El largo camino hacia la agricultura

(Pág 17 a 50 del libro)

Empieza el profesor Cubero advirtiendo que hasta ahora la historia de la agricultura se ha contemplado desde un punto de vista eurocéntrico, y que él se ha propuesto evitar esta deformación, que da lugar a errores de perspectiva. El gran defecto de este modo de estudiar la historia es olvidar que el desarrollo y evolución de los modelos políticos y económicos ni es simultáneo ni abarca al planeta entero. Cada sociedad, cada época tiene su propio ritmo. En el Próximo Oriente la agricultura tarda dos mil años en consolidarse, mientras que en América el proceso dura cinco mil.

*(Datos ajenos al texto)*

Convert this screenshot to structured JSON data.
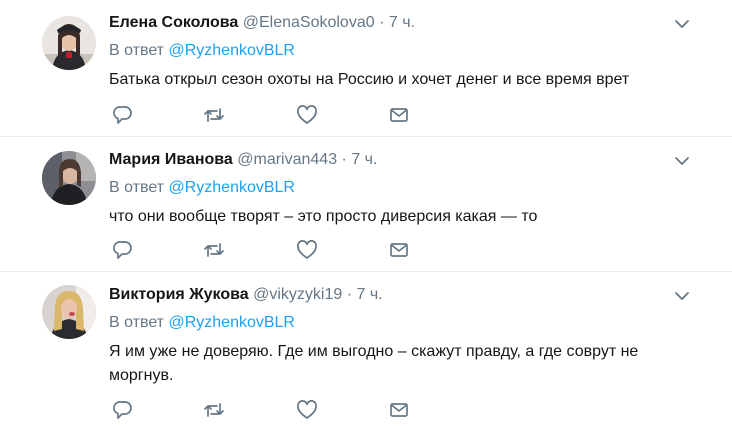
{
  "tweets": [
    {
      "name": "Елена Соколова",
      "handle": "@ElenaSokolova0",
      "dot": "·",
      "time": "7 ч.",
      "reply_prefix": "В ответ",
      "reply_to": "@RyzhenkovBLR",
      "text": "Батька открыл сезон охоты на Россию и хочет денег и все время врет"
    },
    {
      "name": "Мария Иванова",
      "handle": "@marivan443",
      "dot": "·",
      "time": "7 ч.",
      "reply_prefix": "В ответ",
      "reply_to": "@RyzhenkovBLR",
      "text": "что они вообще творят – это просто диверсия какая — то"
    },
    {
      "name": "Виктория Жукова",
      "handle": "@vikyzyki19",
      "dot": "·",
      "time": "7 ч.",
      "reply_prefix": "В ответ",
      "reply_to": "@RyzhenkovBLR",
      "text": "Я им уже не доверяю. Где им выгодно – скажут правду, а  где соврут не моргнув."
    }
  ],
  "icons": {
    "reply": "reply-icon",
    "retweet": "retweet-icon",
    "like": "heart-icon",
    "dm": "envelope-icon",
    "caret": "chevron-down-icon"
  },
  "colors": {
    "text": "#14171a",
    "muted": "#657786",
    "link": "#1da1f2",
    "divider": "#e6ecf0"
  }
}
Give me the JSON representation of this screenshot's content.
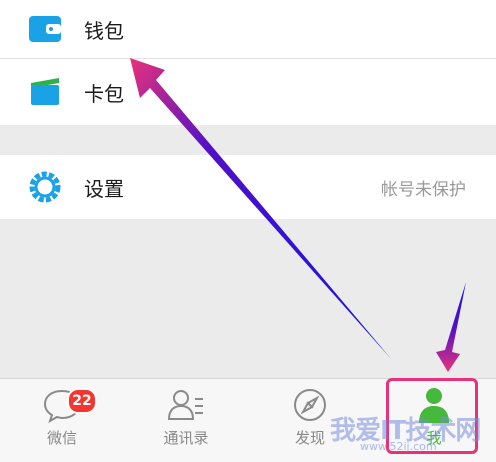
{
  "wallet": {
    "label": "钱包",
    "icon": "wallet-icon"
  },
  "card": {
    "label": "卡包",
    "icon": "card-icon"
  },
  "settings": {
    "label": "设置",
    "value": "帐号未保护",
    "icon": "gear-icon"
  },
  "tabs": [
    {
      "label": "微信",
      "badge": "22",
      "icon": "chat-bubble-icon"
    },
    {
      "label": "通讯录",
      "icon": "contacts-icon"
    },
    {
      "label": "发现",
      "icon": "compass-icon"
    },
    {
      "label": "我",
      "icon": "person-icon"
    }
  ],
  "watermark": {
    "text": "我爱IT技术网",
    "sub": "www.52ij.com"
  },
  "colors": {
    "accent_blue": "#1aa2e6",
    "green": "#46b83b",
    "highlight": "#e7327a",
    "badge": "#f43530"
  }
}
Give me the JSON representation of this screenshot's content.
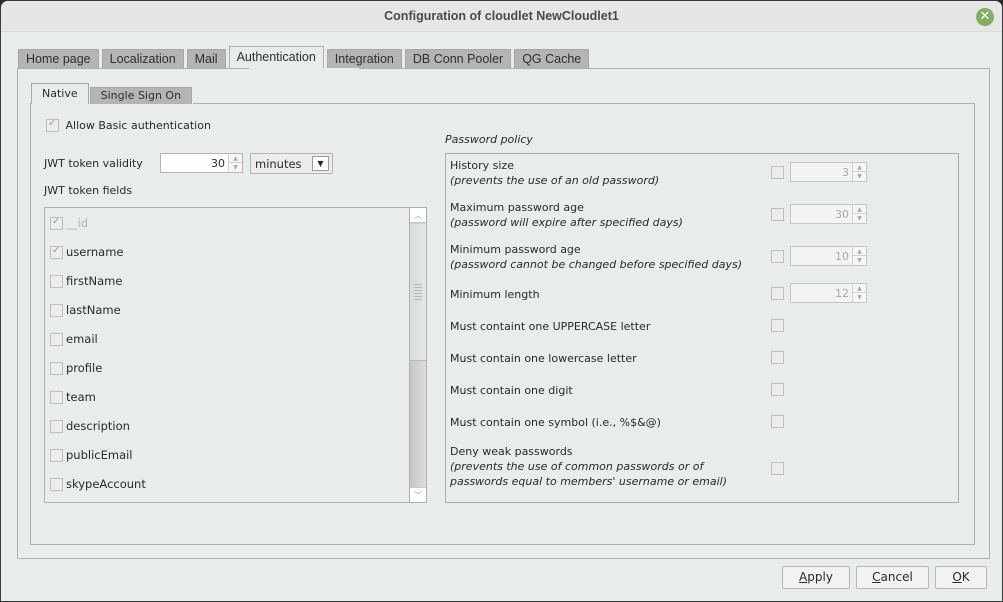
{
  "window": {
    "title": "Configuration of cloudlet NewCloudlet1",
    "close_icon": "close-icon"
  },
  "tabs": [
    {
      "label": "Home page",
      "active": false
    },
    {
      "label": "Localization",
      "active": false
    },
    {
      "label": "Mail",
      "active": false
    },
    {
      "label": "Authentication",
      "active": true
    },
    {
      "label": "Integration",
      "active": false
    },
    {
      "label": "DB Conn Pooler",
      "active": false
    },
    {
      "label": "QG Cache",
      "active": false
    }
  ],
  "subtabs": [
    {
      "label": "Native",
      "active": true
    },
    {
      "label": "Single Sign On",
      "active": false
    }
  ],
  "native": {
    "allow_basic_label": "Allow Basic authentication",
    "allow_basic_checked": true,
    "jwt_validity_label": "JWT token validity",
    "jwt_validity_value": "30",
    "jwt_validity_unit": "minutes",
    "jwt_fields_label": "JWT token fields",
    "jwt_fields": [
      {
        "label": "__id",
        "checked": true,
        "disabled": true
      },
      {
        "label": "username",
        "checked": true,
        "disabled": false
      },
      {
        "label": "firstName",
        "checked": false,
        "disabled": false
      },
      {
        "label": "lastName",
        "checked": false,
        "disabled": false
      },
      {
        "label": "email",
        "checked": false,
        "disabled": false
      },
      {
        "label": "profile",
        "checked": false,
        "disabled": false
      },
      {
        "label": "team",
        "checked": false,
        "disabled": false
      },
      {
        "label": "description",
        "checked": false,
        "disabled": false
      },
      {
        "label": "publicEmail",
        "checked": false,
        "disabled": false
      },
      {
        "label": "skypeAccount",
        "checked": false,
        "disabled": false
      }
    ]
  },
  "password_policy": {
    "legend": "Password policy",
    "rows": [
      {
        "label": "History size",
        "sub": "(prevents the use of an old password)",
        "checked": false,
        "value": "3"
      },
      {
        "label": "Maximum password age",
        "sub": "(password will expire after specified days)",
        "checked": false,
        "value": "30"
      },
      {
        "label": "Minimum password age",
        "sub": "(password cannot be changed before specified days)",
        "checked": false,
        "value": "10"
      },
      {
        "label": "Minimum length",
        "sub": "",
        "checked": false,
        "value": "12"
      },
      {
        "label": "Must containt one UPPERCASE letter",
        "sub": "",
        "checked": false
      },
      {
        "label": "Must contain one lowercase letter",
        "sub": "",
        "checked": false
      },
      {
        "label": "Must contain one digit",
        "sub": "",
        "checked": false
      },
      {
        "label": "Must contain one symbol (i.e., %$&@)",
        "sub": "",
        "checked": false
      },
      {
        "label": "Deny weak passwords",
        "sub": "(prevents the use of common passwords or of",
        "sub2": "passwords equal to members' username or email)",
        "checked": false
      }
    ]
  },
  "buttons": {
    "apply_mnemonic": "A",
    "apply_rest": "pply",
    "cancel_mnemonic": "C",
    "cancel_rest": "ancel",
    "ok_mnemonic": "O",
    "ok_rest": "K"
  }
}
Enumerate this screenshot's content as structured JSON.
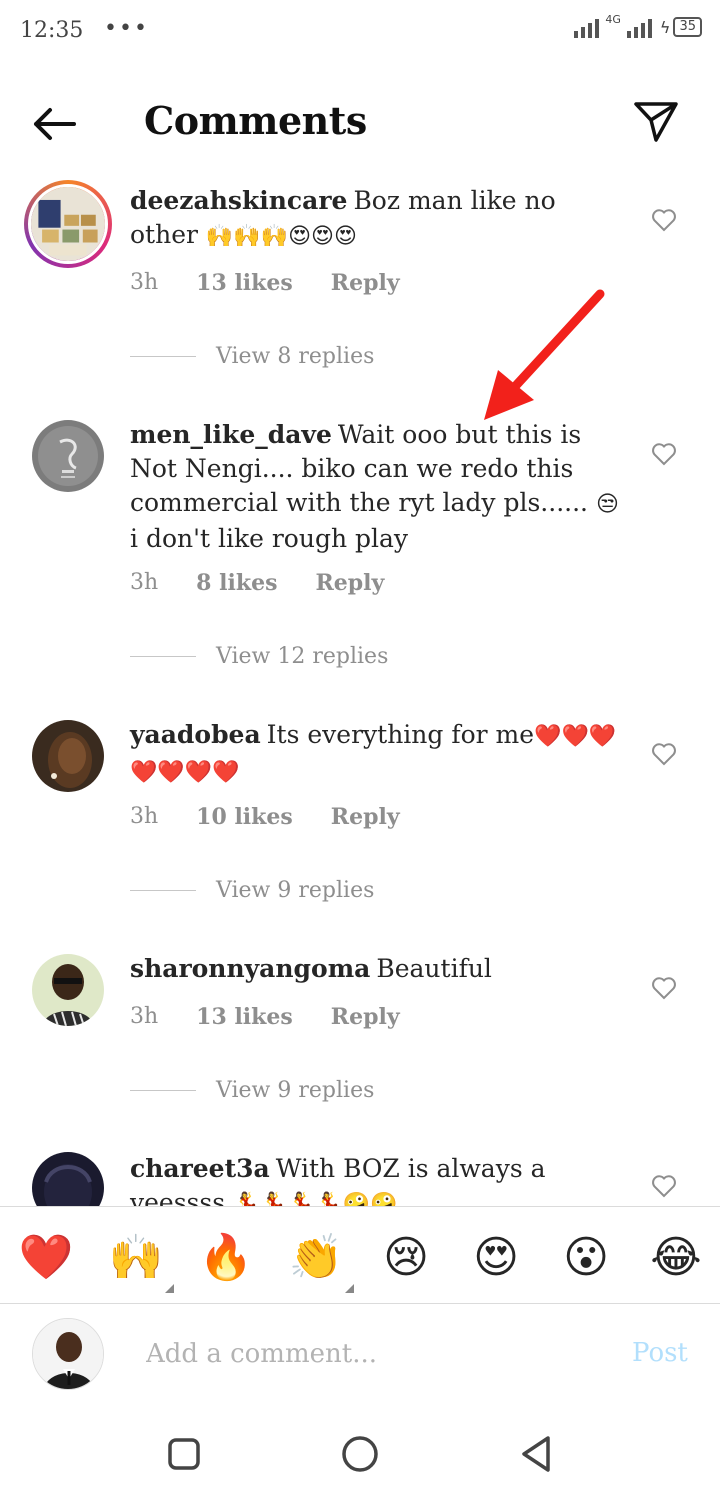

A la agricultura se la ha situado en el Neolítico, la “Revolución neolítica” de Gordon Childe, sin tener en cuenta que la América prehispánica no conoció el Neolítico, pero sí desarrolló la agricultura.

El método de Cubero es estudiar los testimonios de quienes nos precedieron y cómo vivían, a lo largo del camino emprendido por los cazadores-recolectores hacia el cultivo sedentario, en todo el planeta, pasando por los primeros reinos e imperios agrícolas, la gran expansión musulmana, el descubrimiento de América, que encamina a la primera Globalización, hasta el cambio profundo en la agricultura a partir del siglo XVIII, en el que la ciencia se introduce en los cultivos.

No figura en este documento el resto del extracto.